A decisão de Lula foi coerente com sua história, respaldada no Direito e reforça a tradição brasileira de braços abertos aos perseguidos políticos em outros países (exceção vivida apenas no período da ditadura militar, ela própria perseguidora).(...)

O que pouca gente sabe – é lógico, a mídia privada está no bolso e esconde – é que Berlusconi tem grandes negócios no Brasil e seus tentáculos chegam a setores do mundo institucional, com a prodigalidade típica dos corruptos.


Não há cabimento no argumento que temos nossos problemas e não devemos nos ocupar dos problemas dos outros.

Battisti está preso no Brasil, buscou o nosso País para refugiar-se de ações ilegais do governo de seu país, logo é um problema nosso. (...)

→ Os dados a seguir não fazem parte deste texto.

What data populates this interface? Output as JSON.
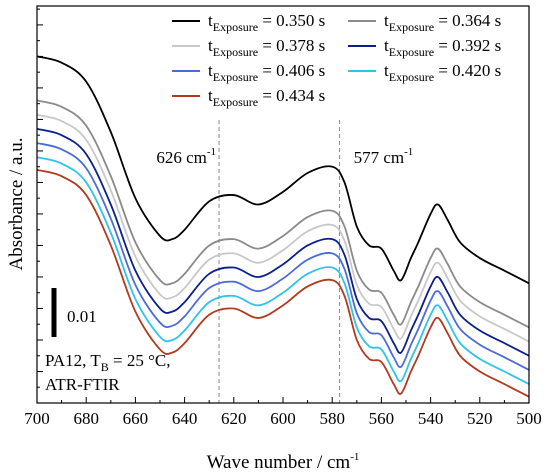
{
  "chart_data": {
    "type": "line",
    "xlabel": "Wave number / cm",
    "xlabel_sup": "-1",
    "ylabel": "Absorbance / a.u.",
    "xlim": [
      700,
      500
    ],
    "x_reversed": true,
    "x_ticks": [
      "700",
      "680",
      "660",
      "640",
      "620",
      "600",
      "580",
      "560",
      "540",
      "520",
      "500"
    ],
    "y_ticks_labeled": false,
    "grid": false,
    "legend_position": "top-right",
    "legend_prefix": "t",
    "legend_subscript": "Exposure",
    "scale_bar": {
      "label": "0.01",
      "value": 0.01
    },
    "annotations": [
      {
        "wavenumber": 626,
        "label": "626 cm",
        "sup": "-1"
      },
      {
        "wavenumber": 577,
        "label": "577 cm",
        "sup": "-1"
      }
    ],
    "sample_text": {
      "line1_pre": "PA12, T",
      "line1_sub": "B",
      "line1_post": " = 25 °C,",
      "line2": "ATR-FTIR"
    },
    "x": [
      700,
      690,
      680,
      670,
      660,
      650,
      645,
      640,
      630,
      620,
      610,
      600,
      590,
      580,
      575,
      570,
      565,
      560,
      555,
      552,
      548,
      545,
      540,
      537,
      533,
      528,
      520,
      510,
      500
    ],
    "series": [
      {
        "name": "= 0.350 s",
        "color": "#000000",
        "offset": 0.0,
        "values": [
          0.36,
          0.358,
          0.352,
          0.336,
          0.315,
          0.303,
          0.302,
          0.305,
          0.314,
          0.316,
          0.313,
          0.317,
          0.323,
          0.325,
          0.32,
          0.306,
          0.3,
          0.299,
          0.292,
          0.289,
          0.296,
          0.301,
          0.31,
          0.313,
          0.308,
          0.301,
          0.296,
          0.292,
          0.288
        ]
      },
      {
        "name": "= 0.364 s",
        "color": "#8a8a8a",
        "offset": -0.014,
        "values": [
          0.36,
          0.358,
          0.352,
          0.336,
          0.315,
          0.303,
          0.302,
          0.305,
          0.314,
          0.316,
          0.313,
          0.317,
          0.323,
          0.325,
          0.32,
          0.306,
          0.3,
          0.299,
          0.292,
          0.289,
          0.296,
          0.301,
          0.31,
          0.313,
          0.308,
          0.301,
          0.296,
          0.292,
          0.288
        ]
      },
      {
        "name": "= 0.378 s",
        "color": "#c8c8c8",
        "offset": -0.0185,
        "values": [
          0.36,
          0.358,
          0.352,
          0.336,
          0.315,
          0.303,
          0.302,
          0.305,
          0.314,
          0.316,
          0.313,
          0.317,
          0.323,
          0.325,
          0.32,
          0.306,
          0.3,
          0.299,
          0.292,
          0.289,
          0.296,
          0.301,
          0.31,
          0.313,
          0.308,
          0.301,
          0.296,
          0.292,
          0.288
        ]
      },
      {
        "name": "= 0.392 s",
        "color": "#0b1f8a",
        "offset": -0.023,
        "values": [
          0.36,
          0.358,
          0.352,
          0.336,
          0.315,
          0.303,
          0.302,
          0.305,
          0.314,
          0.316,
          0.313,
          0.317,
          0.323,
          0.325,
          0.32,
          0.306,
          0.3,
          0.299,
          0.292,
          0.289,
          0.296,
          0.301,
          0.31,
          0.313,
          0.308,
          0.301,
          0.296,
          0.292,
          0.288
        ]
      },
      {
        "name": "= 0.406 s",
        "color": "#4d6bd8",
        "offset": -0.0275,
        "values": [
          0.36,
          0.358,
          0.352,
          0.336,
          0.315,
          0.303,
          0.302,
          0.305,
          0.314,
          0.316,
          0.313,
          0.317,
          0.323,
          0.325,
          0.32,
          0.306,
          0.3,
          0.299,
          0.292,
          0.289,
          0.296,
          0.301,
          0.31,
          0.313,
          0.308,
          0.301,
          0.296,
          0.292,
          0.288
        ]
      },
      {
        "name": "= 0.420 s",
        "color": "#2ec4e6",
        "offset": -0.032,
        "values": [
          0.36,
          0.358,
          0.352,
          0.336,
          0.315,
          0.303,
          0.302,
          0.305,
          0.314,
          0.316,
          0.313,
          0.317,
          0.323,
          0.325,
          0.32,
          0.306,
          0.3,
          0.299,
          0.292,
          0.289,
          0.296,
          0.301,
          0.31,
          0.313,
          0.308,
          0.301,
          0.296,
          0.292,
          0.288
        ]
      },
      {
        "name": "= 0.434 s",
        "color": "#b23a1f",
        "offset": -0.036,
        "values": [
          0.36,
          0.358,
          0.352,
          0.336,
          0.315,
          0.303,
          0.302,
          0.305,
          0.314,
          0.316,
          0.313,
          0.317,
          0.323,
          0.325,
          0.32,
          0.306,
          0.3,
          0.299,
          0.292,
          0.289,
          0.296,
          0.301,
          0.31,
          0.313,
          0.308,
          0.301,
          0.296,
          0.292,
          0.288
        ]
      }
    ]
  }
}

Battisti foi partícipe de um processo de lutas que permeava toda a Europa na década de 60 e se estendia a todo o mundo de modo geral. Um processo decisivo na construção de estradas passíveis de se começar a abrir picadas em meio a um estado autoritário no seu todo, mesmo em supostas democracias como a italiana.


Lula fecha com chave de ouro seu governo – ao qual cabem críticas, evidente – ao conceder refúgio político a Cesare Battisti sem se intimidar com a cara feia de um governo que preside uma colônia norte-americana na Europa, o italiano e a Itália, e é antes de mais nada uma reedição trágica dos momentos pornográficos dos césares, ou histriônicos do Duce.


E não poderia ser diferente, Berlusconi é banqueiro.


Mostra um Brasil diferente daquele de FHC. Um Brasil que a despeito dos problemas, das críticas que possam ser feitas, caminhando ereto, de pé, que se espera, aliás, continue a ser assim com Dilma Roussef.